The real cool thing about taiga is it is completely open source. If your team is huge and you dont want to pay for the tool, they have cookbooks, deploy guides, and documentation on how to deploy the Taiga server and client on your own hardware. This would allow larger organizations to take advantage of solid project management software without the need for paying an arm and a let for it.

Taiga Tribe

This is a feature I have not tried yet, but as part of taiga, you can post individual user stories as a Gig to their freelance marketplace, Taiga Tribe. This could in theory allow teams to augment their team with contractors if they have well defined user stories and a codebase that can be easily modularized.

Integrations

As would be expected of a project management tool, it integrates with a lot of platforms such as github, gitlab, bitbucket, slack, hipchat and exposes a webhooks layer.
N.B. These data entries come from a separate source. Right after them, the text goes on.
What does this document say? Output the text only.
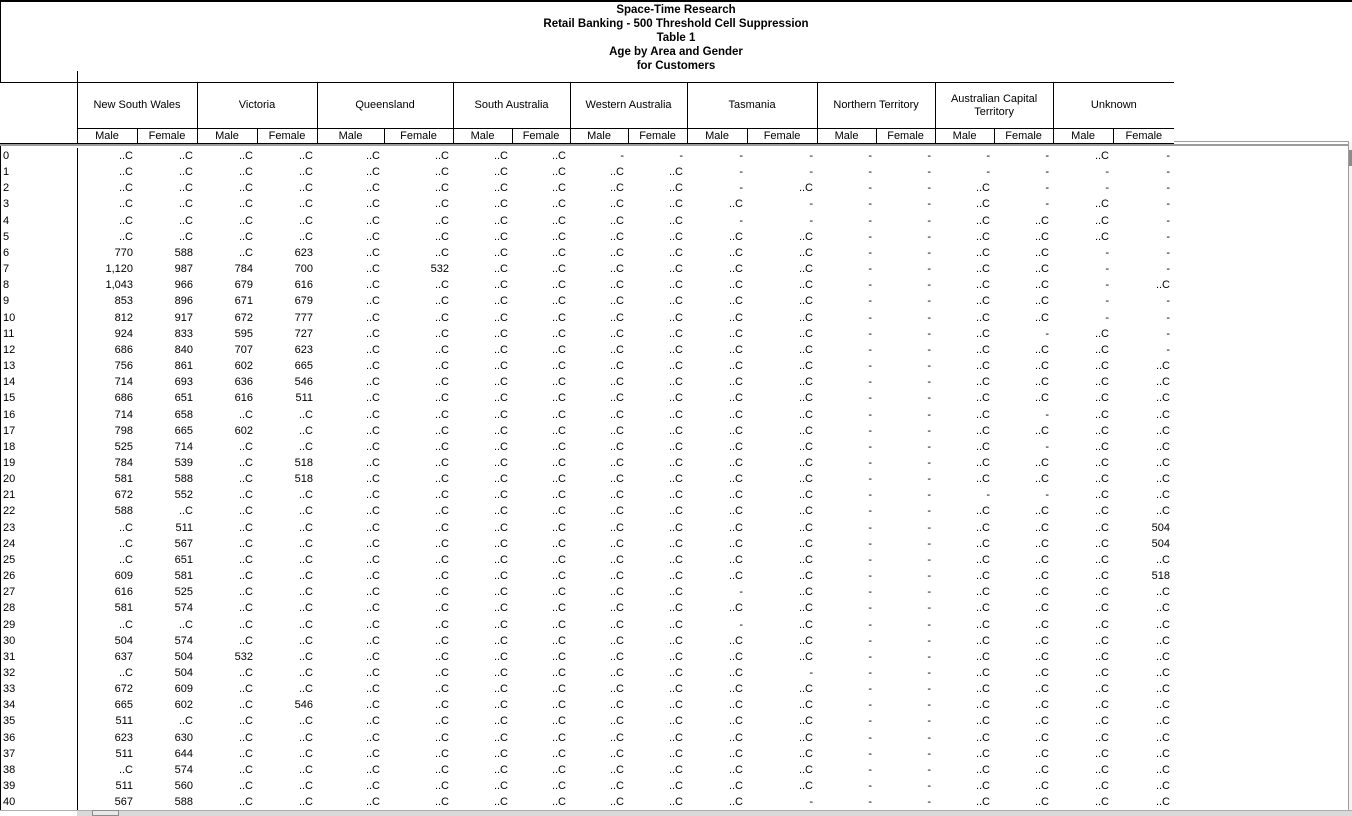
Space-Time Research
Retail Banking - 500 Threshold Cell Suppression
Table 1
Age by Area and Gender
for Customers
	New South Wales		Victoria		Queensland		South Australia		Western Australia		Tasmania		Northern Territory		Australian Capital Territory		Unknown	
	Male	Female	Male	Female	Male	Female	Male	Female	Male	Female	Male	Female	Male	Female	Male	Female	Male	Female
0	..C	..C	..C	..C	..C	..C	..C	..C	-	-	-	-	-	-	-	-	..C	-
1	..C	..C	..C	..C	..C	..C	..C	..C	..C	..C	-	-	-	-	-	-	-	-
2	..C	..C	..C	..C	..C	..C	..C	..C	..C	..C	-	..C	-	-	..C	-	-	-
3	..C	..C	..C	..C	..C	..C	..C	..C	..C	..C	..C	-	-	-	..C	-	..C	-
4	..C	..C	..C	..C	..C	..C	..C	..C	..C	..C	-	-	-	-	..C	..C	..C	-
5	..C	..C	..C	..C	..C	..C	..C	..C	..C	..C	..C	..C	-	-	..C	..C	..C	-
6	770	588	..C	623	..C	..C	..C	..C	..C	..C	..C	..C	-	-	..C	..C	-	-
7	1,120	987	784	700	..C	532	..C	..C	..C	..C	..C	..C	-	-	..C	..C	-	-
8	1,043	966	679	616	..C	..C	..C	..C	..C	..C	..C	..C	-	-	..C	..C	-	..C
9	853	896	671	679	..C	..C	..C	..C	..C	..C	..C	..C	-	-	..C	..C	-	-
10	812	917	672	777	..C	..C	..C	..C	..C	..C	..C	..C	-	-	..C	..C	-	-
11	924	833	595	727	..C	..C	..C	..C	..C	..C	..C	..C	-	-	..C	-	..C	-
12	686	840	707	623	..C	..C	..C	..C	..C	..C	..C	..C	-	-	..C	..C	..C	-
13	756	861	602	665	..C	..C	..C	..C	..C	..C	..C	..C	-	-	..C	..C	..C	..C
14	714	693	636	546	..C	..C	..C	..C	..C	..C	..C	..C	-	-	..C	..C	..C	..C
15	686	651	616	511	..C	..C	..C	..C	..C	..C	..C	..C	-	-	..C	..C	..C	..C
16	714	658	..C	..C	..C	..C	..C	..C	..C	..C	..C	..C	-	-	..C	-	..C	..C
17	798	665	602	..C	..C	..C	..C	..C	..C	..C	..C	..C	-	-	..C	..C	..C	..C
18	525	714	..C	..C	..C	..C	..C	..C	..C	..C	..C	..C	-	-	..C	-	..C	..C
19	784	539	..C	518	..C	..C	..C	..C	..C	..C	..C	..C	-	-	..C	..C	..C	..C
20	581	588	..C	518	..C	..C	..C	..C	..C	..C	..C	..C	-	-	..C	..C	..C	..C
21	672	552	..C	..C	..C	..C	..C	..C	..C	..C	..C	..C	-	-	-	-	..C	..C
22	588	..C	..C	..C	..C	..C	..C	..C	..C	..C	..C	..C	-	-	..C	..C	..C	..C
23	..C	511	..C	..C	..C	..C	..C	..C	..C	..C	..C	..C	-	-	..C	..C	..C	504
24	..C	567	..C	..C	..C	..C	..C	..C	..C	..C	..C	..C	-	-	..C	..C	..C	504
25	..C	651	..C	..C	..C	..C	..C	..C	..C	..C	..C	..C	-	-	..C	..C	..C	..C
26	609	581	..C	..C	..C	..C	..C	..C	..C	..C	..C	..C	-	-	..C	..C	..C	518
27	616	525	..C	..C	..C	..C	..C	..C	..C	..C	-	..C	-	-	..C	..C	..C	..C
28	581	574	..C	..C	..C	..C	..C	..C	..C	..C	..C	..C	-	-	..C	..C	..C	..C
29	..C	..C	..C	..C	..C	..C	..C	..C	..C	..C	-	..C	-	-	..C	..C	..C	..C
30	504	574	..C	..C	..C	..C	..C	..C	..C	..C	..C	..C	-	-	..C	..C	..C	..C
31	637	504	532	..C	..C	..C	..C	..C	..C	..C	..C	..C	-	-	..C	..C	..C	..C
32	..C	504	..C	..C	..C	..C	..C	..C	..C	..C	..C	-	-	-	..C	..C	..C	..C
33	672	609	..C	..C	..C	..C	..C	..C	..C	..C	..C	..C	-	-	..C	..C	..C	..C
34	665	602	..C	546	..C	..C	..C	..C	..C	..C	..C	..C	-	-	..C	..C	..C	..C
35	511	..C	..C	..C	..C	..C	..C	..C	..C	..C	..C	..C	-	-	..C	..C	..C	..C
36	623	630	..C	..C	..C	..C	..C	..C	..C	..C	..C	..C	-	-	..C	..C	..C	..C
37	511	644	..C	..C	..C	..C	..C	..C	..C	..C	..C	..C	-	-	..C	..C	..C	..C
38	..C	574	..C	..C	..C	..C	..C	..C	..C	..C	..C	..C	-	-	..C	..C	..C	..C
39	511	560	..C	..C	..C	..C	..C	..C	..C	..C	..C	..C	-	-	..C	..C	..C	..C
40	567	588	..C	..C	..C	..C	..C	..C	..C	..C	..C	-	-	-	..C	..C	..C	..C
It is very helpful to be able to monitor the project from slack and automate status via commit messages.

Devils in the Details

Along with all of the above mentioned features, there are a few semi hidden features in Taiga that has me love it. Users stories can be flagged as Client Requirement, Team Requirement and or Blocked. Blocked is pretty straightforward, but marking something as client or team requirement changes the way the points of that story show up in the burndown. These allow you to easily visualize why you are getting scope creep on your burndown chart. By making an item a client or team requirement, you can see the burn up that the user story causes, allowing teams to track the source of their delays.

In tasks, in addition to being able to flag them as blocked, you can flag them as Iocaine; a reference to princess bride. This allows the assignee of the task to indicate to the team that they are stretching out of their comfort zone to complete this task.

The team section shows a list of users and their roles, as well as a list of achievements. Users can earn points in:

  • Mr Wolf (closing issues quickly)
  • IocainDrinker (completes iocaine tasks)
  • Cervantes (writing documentation)
  • Bug Hunter (reports Bugs)
  • Night SHift (tasks closed at night)
  • Total Power (total story points completed)

This allows for some friendly competition and acknowledgement of where team members are contributing.

Conclusion

Overall, I love Taiga. Despite having written tools that do this exact things (helm, taskburndown), I keep coming back to it as my project management tool of choice. It matches my workflow so well, and is so easy to achieve what I am trying to do relative to other tools like VersionOne or Rally that I have used. It is a solid step above basic task managers like Github/Gitlab Issues.